Israel Book Shop presents Chapter 63 of a new online serial novel, The Cuckoo Clock, by Esther Rapaport. Check back for a new chapter every week.  Click here for previous chapters.

Copyright © Israel Bookshop Publications. 

“Senile?” Eliyahu checked the sign on the Ramat Gan building he was standing next to. Yes, this was the address the nursing home director had given him. “Four years? Are you sure?”

“Absolutely, unfortunately. That’s what they told Blumi.”

“This doesn’t sound good…” Eliyahu bit his lower lip. “If it wouldn’t be so late, I would pop into Rosenblit’s office. I think it’s right in this area.” He walked into the stairwell. Interesting. He had expected to find that Emmanuel lived in an old, neglected building with peeling paint. Instead, he found a neat, relatively new, well-kept place. There was nice lighting, a landscaped garden, and a metal plate on the mailbox bearing the name “Emmanuel Ben-Tal.”

He wondered if this Emmanuel had also won an apartment in an obscure raffle.

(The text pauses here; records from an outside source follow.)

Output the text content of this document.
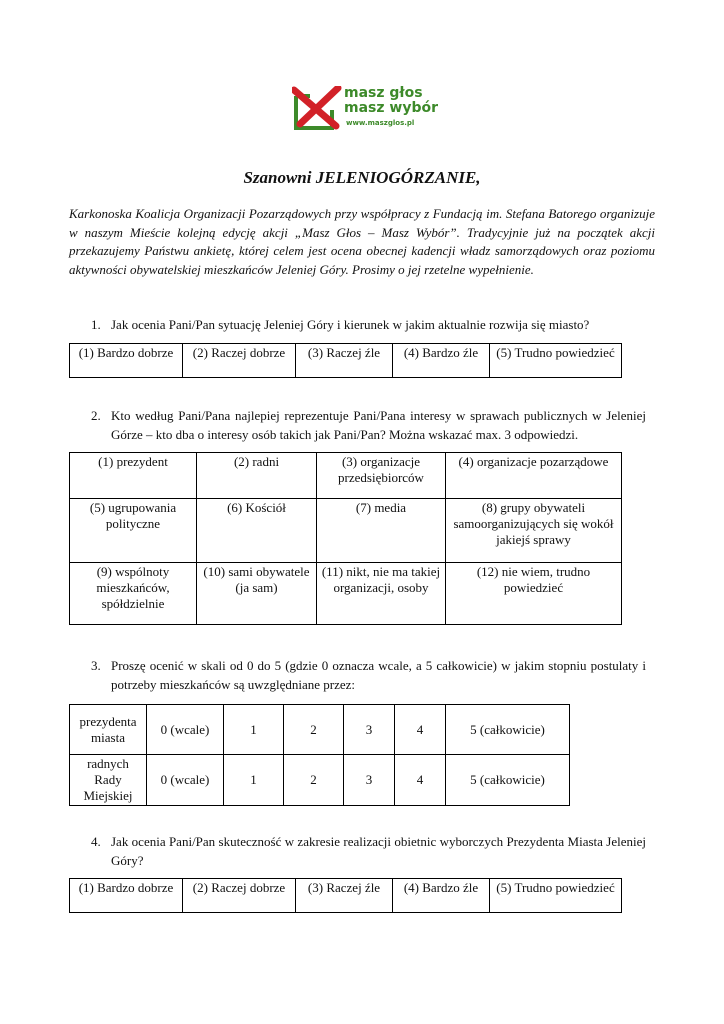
masz głos
masz wybór
www.maszglos.pl
Szanowni JELENIOGÓRZANIE,
Karkonoska Koalicja Organizacji Pozarządowych przy współpracy z Fundacją im. Stefana Batorego organizuje w naszym Mieście kolejną edycję akcji „Masz Głos – Masz Wybór”. Tradycyjnie już na początek akcji przekazujemy Państwu ankietę, której celem jest ocena obecnej kadencji władz samorządowych oraz poziomu aktywności obywatelskiej mieszkańców Jeleniej Góry. Prosimy o jej rzetelne wypełnienie.
1. Jak ocenia Pani/Pan sytuację Jeleniej Góry i kierunek w jakim aktualnie rozwija się miasto?
(1) Bardzo dobrze	(2) Raczej dobrze	(3) Raczej źle	(4) Bardzo źle	(5) Trudno powiedzieć
2. Kto według Pani/Pana najlepiej reprezentuje Pani/Pana interesy w sprawach publicznych w Jeleniej Górze – kto dba o interesy osób takich jak Pani/Pan? Można wskazać max. 3 odpowiedzi.
(1) prezydent	(2) radni	(3) organizacje przedsiębiorców	(4) organizacje pozarządowe
(5) ugrupowania polityczne	(6) Kościół	(7) media	(8) grupy obywateli samoorganizujących się wokół jakiejś sprawy
(9) wspólnoty mieszkańców, spółdzielnie	(10) sami obywatele (ja sam)	(11) nikt, nie ma takiej organizacji, osoby	(12) nie wiem, trudno powiedzieć
3. Proszę ocenić w skali od 0 do 5 (gdzie 0 oznacza wcale, a 5 całkowicie) w jakim stopniu postulaty i potrzeby mieszkańców są uwzględniane przez:
prezydenta miasta	0 (wcale)	1	2	3	4	5 (całkowicie)
radnych Rady Miejskiej	0 (wcale)	1	2	3	4	5 (całkowicie)
4. Jak ocenia Pani/Pan skuteczność w zakresie realizacji obietnic wyborczych Prezydenta Miasta Jeleniej Góry?
(1) Bardzo dobrze	(2) Raczej dobrze	(3) Raczej źle	(4) Bardzo źle	(5) Trudno powiedzieć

“Maybe it isn’t too late. Try,” Elisheva suggested. “It’s only 8:30. We once had a meeting with him in the evening. Lawyers work all kinds of hours. They don’t always finish work at five o’clock on the dot, like in lots of other offices.”

“Alright, maybe.”

“Try. I just feel like I can’t stand this subterfuge anymore.”

“Really? Why? Do you think someone had bad intentions here?”

“I don’t know, good, bad, but I do know that someone has been mixing into our lives on a regular basis for more than half a year now, and it needs to be checked out.”

“Okay,” he agreed. “Let’s see when I finish here with Emmanuel. Maybe I’ll have time to stop in at Rosenblit’s place.”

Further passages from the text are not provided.